While condemning the outburst of terrorist activity in Karachi in the last few weeks and lamenting huge business losses in its aftermath, a number of frustrated businessmen have expressed grave concern over the grim prospects of revival of normal business activity in the near future.
Of course, understandable is the predicament of the business community, in general, on the damage and disruptions caused by the five terrorist onslaughts in May and the ensuing strikes.
This has reference in particular to those among them, claiming to have had export orders in hand but failing to fulfil their commitments, evidently because of the disturbed conditions.
They have attributed their misfortune to business closures for several days in a row due to lawlessness, protest strikes and power failures, besides setbacks in allied spheres of economic activity, such as water shortage.
Since all major industrial units hardly managed to operate with a skeleton workforce, production must have suffered a severe shortfall, thereby resulting not only in failure to fulfil export commitments but also in adding to shortage of essential commodities in the market.
All this put together, should explain the strong appeal made by many from among the business community to the government to come to their rescue through extraordinary measures to protect particularly mosques, Imambargahs, railway stations, airports and public places, prevent repetition of similar tragedies, and to apprehend the criminals.
It will also be noted that while making such a desperate appeal to the government to take concrete steps to overcome lawlessness in the city, they warned of the consequences of any further delay in restoration of normal business activity.
Needless to point out, such apprehensions owe a great deal to the reluctance on the part of prospective investors to stake their money even in most attractive ventures.
Moreover, what appears to be worrying an increasing number of Karachi-based businessmen is the grim scene of the disillusioned industrialists either closing down their units or shifting them to safer locations in the interior of Sindh or in Punjab.
This much for the predicament of the industrialists and businessmen in Karachi, which is, of course, quite understandable.
As for the common citizens, they also happen to share these fears because of the simple fact that too frequent disturbance in business and economic activity is bound to adversely affect their life.
For one thing, disruption in supplies, resulting from suspension of economic activity, immediately leads to increase in prices, particularly items of daily use.

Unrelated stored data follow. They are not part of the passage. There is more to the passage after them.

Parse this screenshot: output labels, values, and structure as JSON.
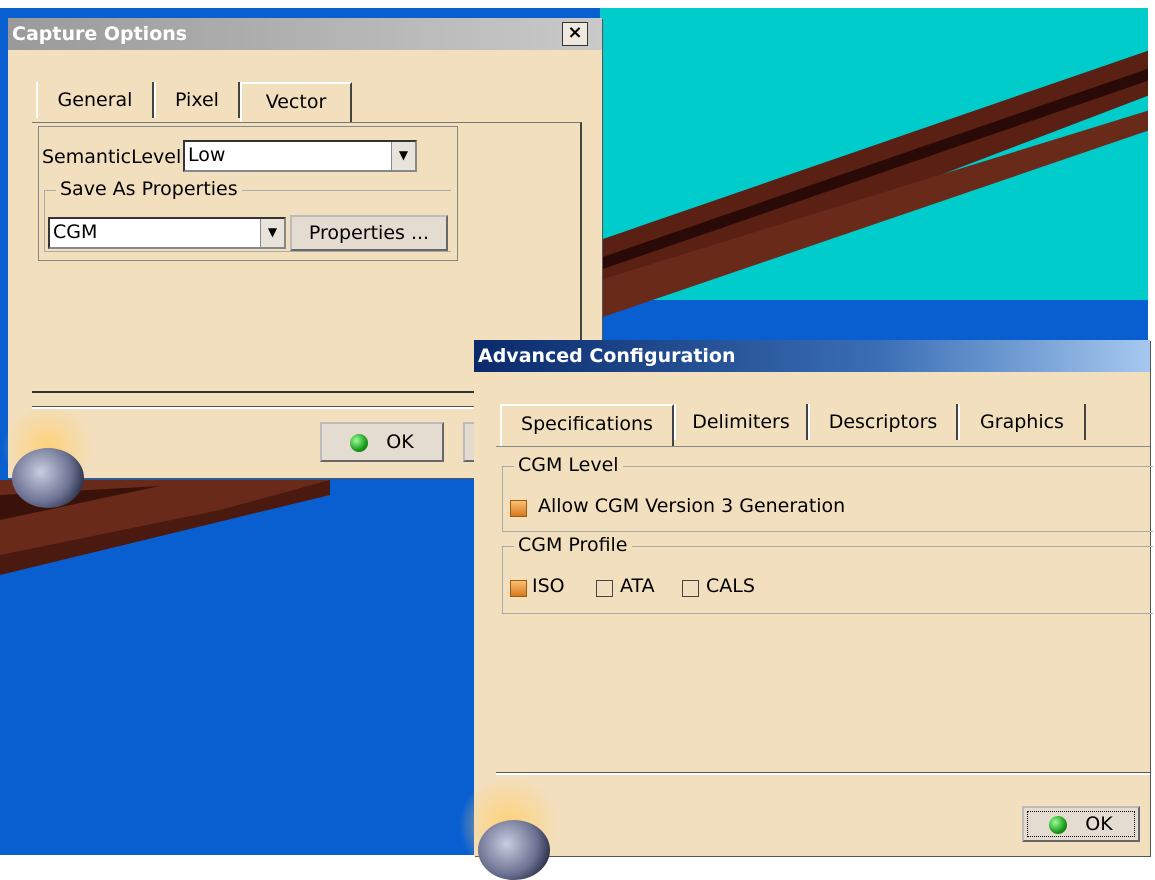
{
  "capture_dialog": {
    "title": "Capture Options",
    "close_label": "×",
    "tabs": [
      "General",
      "Pixel",
      "Vector"
    ],
    "semantic_level_label": "SemanticLevel",
    "semantic_level_value": "Low",
    "save_as_group": "Save As Properties",
    "format_value": "CGM",
    "properties_button": "Properties ...",
    "ok_label": "OK"
  },
  "advanced_dialog": {
    "title": "Advanced Configuration",
    "tabs": [
      "Specifications",
      "Delimiters",
      "Descriptors",
      "Graphics"
    ],
    "cgm_level_group": "CGM Level",
    "allow_v3_label": "Allow CGM Version 3 Generation",
    "allow_v3_checked": true,
    "cgm_profile_group": "CGM Profile",
    "profile_options": [
      {
        "label": "ISO",
        "checked": true
      },
      {
        "label": "ATA",
        "checked": false
      },
      {
        "label": "CALS",
        "checked": false
      }
    ],
    "ok_label": "OK"
  },
  "colors": {
    "dialog_bg": "#f2dfbe",
    "viewport_blue": "#0a5fd0",
    "viewport_cyan": "#00cccc",
    "part_brown": "#6a2a1a",
    "check_orange": "#e08a30"
  },
  "icons": [
    "close-icon",
    "dropdown-arrow-icon",
    "ok-green-dot-icon"
  ]
}
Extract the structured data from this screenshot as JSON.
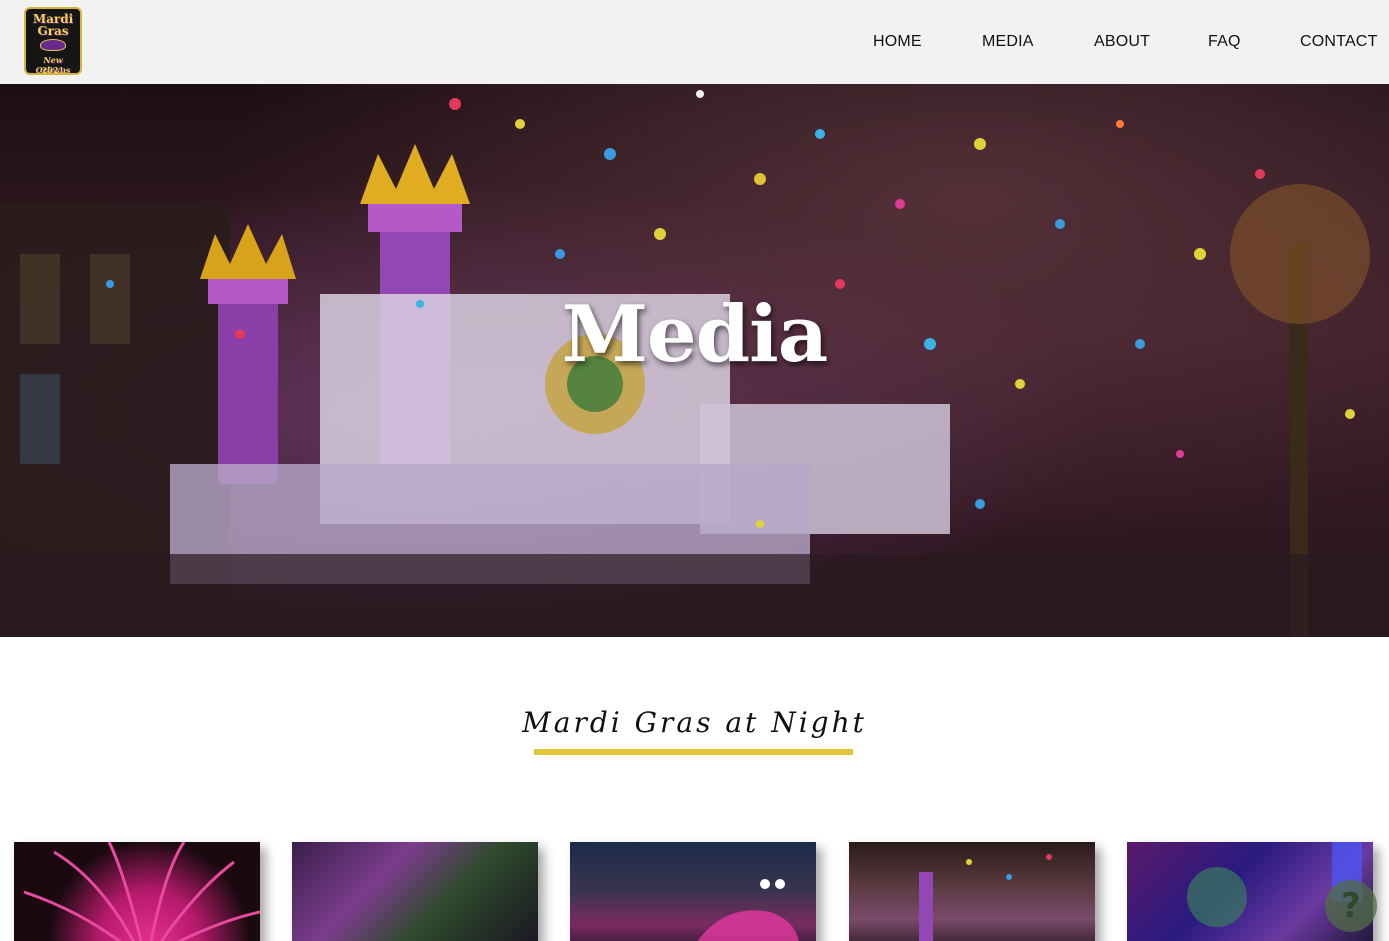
{
  "header": {
    "logo": {
      "line1": "Mardi",
      "line2": "Gras",
      "line3": "New Orleans",
      "line4": "2021"
    },
    "nav": [
      {
        "label": "HOME"
      },
      {
        "label": "MEDIA"
      },
      {
        "label": "ABOUT"
      },
      {
        "label": "FAQ"
      },
      {
        "label": "CONTACT"
      }
    ]
  },
  "hero": {
    "title": "Media"
  },
  "section": {
    "title": "Mardi Gras at Night"
  },
  "gallery": {
    "thumbnails": [
      {
        "name": "feather-costume"
      },
      {
        "name": "parade-crowd"
      },
      {
        "name": "dragon-float"
      },
      {
        "name": "castle-float-confetti"
      },
      {
        "name": "neon-float"
      }
    ]
  },
  "help": {
    "icon": "question-icon",
    "glyph": "?"
  },
  "colors": {
    "header_bg": "#f2f2f2",
    "accent_underline": "#e2c43b",
    "hero_title": "#ffffff"
  }
}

This invariably serves as the opportunity for the unscrupulous elements, hoarders, profiteers and black-marketers, to make hay while the sun shines.
It will thus be noted that an overwhelming number of the city population, deriving their sustenance, directly and indirectly, from trade and industry, suffer unbearable hardship from the cut in wages following man-hour losses in industry and trade and dislocation in odd jobs generated from business activity.
As such, the resulting erosion of the purchasing power of the consumers, keeps adding more and more to the misery of the low income groups abounding in this hub of the nation's commerce and industry.
Of course, allied to this is the grim reality of Karachi brimming with the jobless from all over the country.
In view of still fewer job opportunities opening up elsewhere despite ambitious poverty-reduction plans, the unemployed surplus from other parts of the country continues to throng the city.
This should leave little to doubt from what looks like an invasion of beggars, drug peddlers and petty criminals. No wonder, some of them can get easily hooked to terrorism in its various manifestations.
All in all, the serious disturbance caused in the consumer base of Pakistan's largest industrial city can certainly make its impact felt, sooner or later, all over the country.